J’ai résisté à peu près un an à l’appel de la Playstation, pensant naïvement que la 3DO finirait par évoluer et l’écraser. Je dénigrais cette console aux allures de nouveau riche avant de finalement succomber à mon tour. J’achetais la console avec le jeu de stock-car Destruction Derby, prouesse technique à l’époque mais pas grand chose de plus. Cette console ne m’a finalement pas énormément marqué étant donné qu’elle arrivait après la claque 3DO. La Playstation possédait pourtant une très bonne logithèque mais bien peu de jeux me parurent indispensables. Au final, je ne pourrais vous citer uniquement que trois titres : les survivals Resident Evil et Silent Hill et les jeux de foot International Superstar Soccer. Je ne nie pas qu’il y eut d’autres très bons jeux mais rien qui ne me marqua vraiment. Je ne me rappelle même pas comment je me suis séparé de la machine. Vendu ? Cassée ? Donnée ??? Aucune idée. Une chose est certaine : je ne l’ai plus.


 



En 1997, je fis ENFIN l’acquisition d’un ordinateur PC, me permettant de combler ma soif de jeux d’aventure ! Le PC n’est pas une machine de jeu très « glamour » mais elle est indispensable ne serait ce que pour ses émulateurs. Sans parler de l’utilisation hors-jeu bien entendu… Je ne m’attarderais pas plus sur cette machine que j’utilise d’ailleurs rarement pour jouer aujourd’hui.

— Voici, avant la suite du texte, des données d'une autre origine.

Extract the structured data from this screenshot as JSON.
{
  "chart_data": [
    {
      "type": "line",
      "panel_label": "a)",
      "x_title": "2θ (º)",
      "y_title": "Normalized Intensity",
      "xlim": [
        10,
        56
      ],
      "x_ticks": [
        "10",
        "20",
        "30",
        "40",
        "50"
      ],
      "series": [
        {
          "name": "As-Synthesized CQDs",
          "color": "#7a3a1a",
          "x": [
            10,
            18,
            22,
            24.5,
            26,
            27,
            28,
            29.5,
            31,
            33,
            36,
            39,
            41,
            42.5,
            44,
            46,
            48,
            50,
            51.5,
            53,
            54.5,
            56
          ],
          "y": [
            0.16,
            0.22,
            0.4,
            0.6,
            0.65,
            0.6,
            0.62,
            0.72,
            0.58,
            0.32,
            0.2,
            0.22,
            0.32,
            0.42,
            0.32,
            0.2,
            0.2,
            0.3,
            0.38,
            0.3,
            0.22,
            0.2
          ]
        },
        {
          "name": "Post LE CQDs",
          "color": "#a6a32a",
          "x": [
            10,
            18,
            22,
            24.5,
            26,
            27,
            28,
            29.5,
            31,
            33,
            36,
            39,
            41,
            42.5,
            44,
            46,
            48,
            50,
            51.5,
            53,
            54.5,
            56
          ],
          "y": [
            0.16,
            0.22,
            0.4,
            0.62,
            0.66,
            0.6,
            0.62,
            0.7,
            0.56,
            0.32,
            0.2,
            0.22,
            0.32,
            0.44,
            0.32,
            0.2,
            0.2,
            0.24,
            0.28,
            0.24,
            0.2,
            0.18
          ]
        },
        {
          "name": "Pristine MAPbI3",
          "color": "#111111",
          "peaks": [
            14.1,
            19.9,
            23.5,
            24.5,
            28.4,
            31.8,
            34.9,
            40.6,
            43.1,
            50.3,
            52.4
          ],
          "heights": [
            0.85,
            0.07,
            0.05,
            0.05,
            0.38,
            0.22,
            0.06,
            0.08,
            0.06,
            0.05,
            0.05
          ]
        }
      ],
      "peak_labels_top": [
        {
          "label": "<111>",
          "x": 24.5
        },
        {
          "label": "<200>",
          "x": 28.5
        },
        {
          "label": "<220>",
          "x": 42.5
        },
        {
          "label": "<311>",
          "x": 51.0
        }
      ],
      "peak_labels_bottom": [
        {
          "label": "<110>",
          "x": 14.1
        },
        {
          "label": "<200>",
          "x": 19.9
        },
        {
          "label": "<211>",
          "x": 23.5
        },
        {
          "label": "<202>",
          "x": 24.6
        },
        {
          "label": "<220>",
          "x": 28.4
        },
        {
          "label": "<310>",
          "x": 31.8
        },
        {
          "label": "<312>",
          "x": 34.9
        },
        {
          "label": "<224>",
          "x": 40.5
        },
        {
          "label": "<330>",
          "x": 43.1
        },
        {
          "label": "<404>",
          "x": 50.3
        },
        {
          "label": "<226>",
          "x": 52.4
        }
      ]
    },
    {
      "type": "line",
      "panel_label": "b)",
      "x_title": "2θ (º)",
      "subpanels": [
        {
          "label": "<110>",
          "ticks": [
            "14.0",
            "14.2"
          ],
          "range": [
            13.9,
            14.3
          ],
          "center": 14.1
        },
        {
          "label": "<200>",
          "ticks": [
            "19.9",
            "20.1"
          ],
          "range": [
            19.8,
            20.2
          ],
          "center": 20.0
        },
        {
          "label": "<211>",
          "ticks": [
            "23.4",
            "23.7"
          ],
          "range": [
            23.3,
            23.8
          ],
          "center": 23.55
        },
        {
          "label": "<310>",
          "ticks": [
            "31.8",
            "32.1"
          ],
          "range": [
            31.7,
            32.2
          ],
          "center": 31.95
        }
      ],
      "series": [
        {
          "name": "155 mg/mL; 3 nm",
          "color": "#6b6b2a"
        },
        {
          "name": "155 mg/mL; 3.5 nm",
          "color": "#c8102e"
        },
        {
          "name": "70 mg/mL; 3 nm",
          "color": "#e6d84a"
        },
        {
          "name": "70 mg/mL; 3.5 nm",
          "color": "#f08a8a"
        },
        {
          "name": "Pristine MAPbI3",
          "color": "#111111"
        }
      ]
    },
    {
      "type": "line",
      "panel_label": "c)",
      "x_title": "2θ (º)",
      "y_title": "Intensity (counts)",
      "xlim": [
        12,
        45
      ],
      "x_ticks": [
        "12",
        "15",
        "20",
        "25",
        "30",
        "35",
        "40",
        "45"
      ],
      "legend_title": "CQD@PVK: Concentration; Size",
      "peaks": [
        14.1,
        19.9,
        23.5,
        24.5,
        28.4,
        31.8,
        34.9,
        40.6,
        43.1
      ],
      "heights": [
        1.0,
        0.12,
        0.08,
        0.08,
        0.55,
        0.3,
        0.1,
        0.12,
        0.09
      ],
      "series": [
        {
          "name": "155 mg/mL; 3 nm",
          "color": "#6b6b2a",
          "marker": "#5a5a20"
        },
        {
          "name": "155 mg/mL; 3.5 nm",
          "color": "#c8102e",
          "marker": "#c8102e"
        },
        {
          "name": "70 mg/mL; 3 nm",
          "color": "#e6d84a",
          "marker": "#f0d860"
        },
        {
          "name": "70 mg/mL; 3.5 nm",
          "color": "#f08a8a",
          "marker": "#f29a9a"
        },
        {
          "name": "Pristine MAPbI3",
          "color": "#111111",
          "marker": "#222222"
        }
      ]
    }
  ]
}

Années 2000 : La guerre des consoles n’aura pas lieux chez moi



Dans les années 2000, je m’offris pour une bouchée de pain la dernière console signée Sega : la Dreamcast. Si elle marqua un bon nombre de joueurs, ce fut  malgré tout un échec commercial retentissant. La machine était bien plus puissante qu’une Playstation, sa logithèque était excellente, son prix abordable… Mais le grand public n’avait d’yeux que pour la future Playstation 2. La Dreamcast fut vite bradée et c’est à ce moment là que je pus me l’offrir tout en sachant que ces jours étaient d’ors et déjà comptés. Le jeu Shenmue et sa suite indissociable justifient à eux seuls l’achat de cette magnifique machine. Un beau chant de cygne pour Sega. Un défaut tout de même : la lentille est très fragile et j’ai dû en acheter une seconde, que je possède toujours.



J’achetais la Playstation 2 uniquement lorsque le jeu de foot Pro Evolution Soccer sorti (PES pour les intimes). La Dreamcast avait des jeux exceptionnels mais aucun jeu de foot potable. PES, anciennement appelé ISS pour International Superstar Soccer, était depuis des années LA référence du genre, loin devant la série des FIFA, plus axé pour le grand public. Aujourd’hui, cette console arrive en fin de vie mais continue de proposer de bons titres régulièrement. Mais je l’utilise surtout pour… PES qui en est à son 6eme épisode. Si elle reste la plus faible, techniquement parlant face à la concurrence, c’est aussi celle qui possède la plus belle logithèque. Elle est donc indispensable.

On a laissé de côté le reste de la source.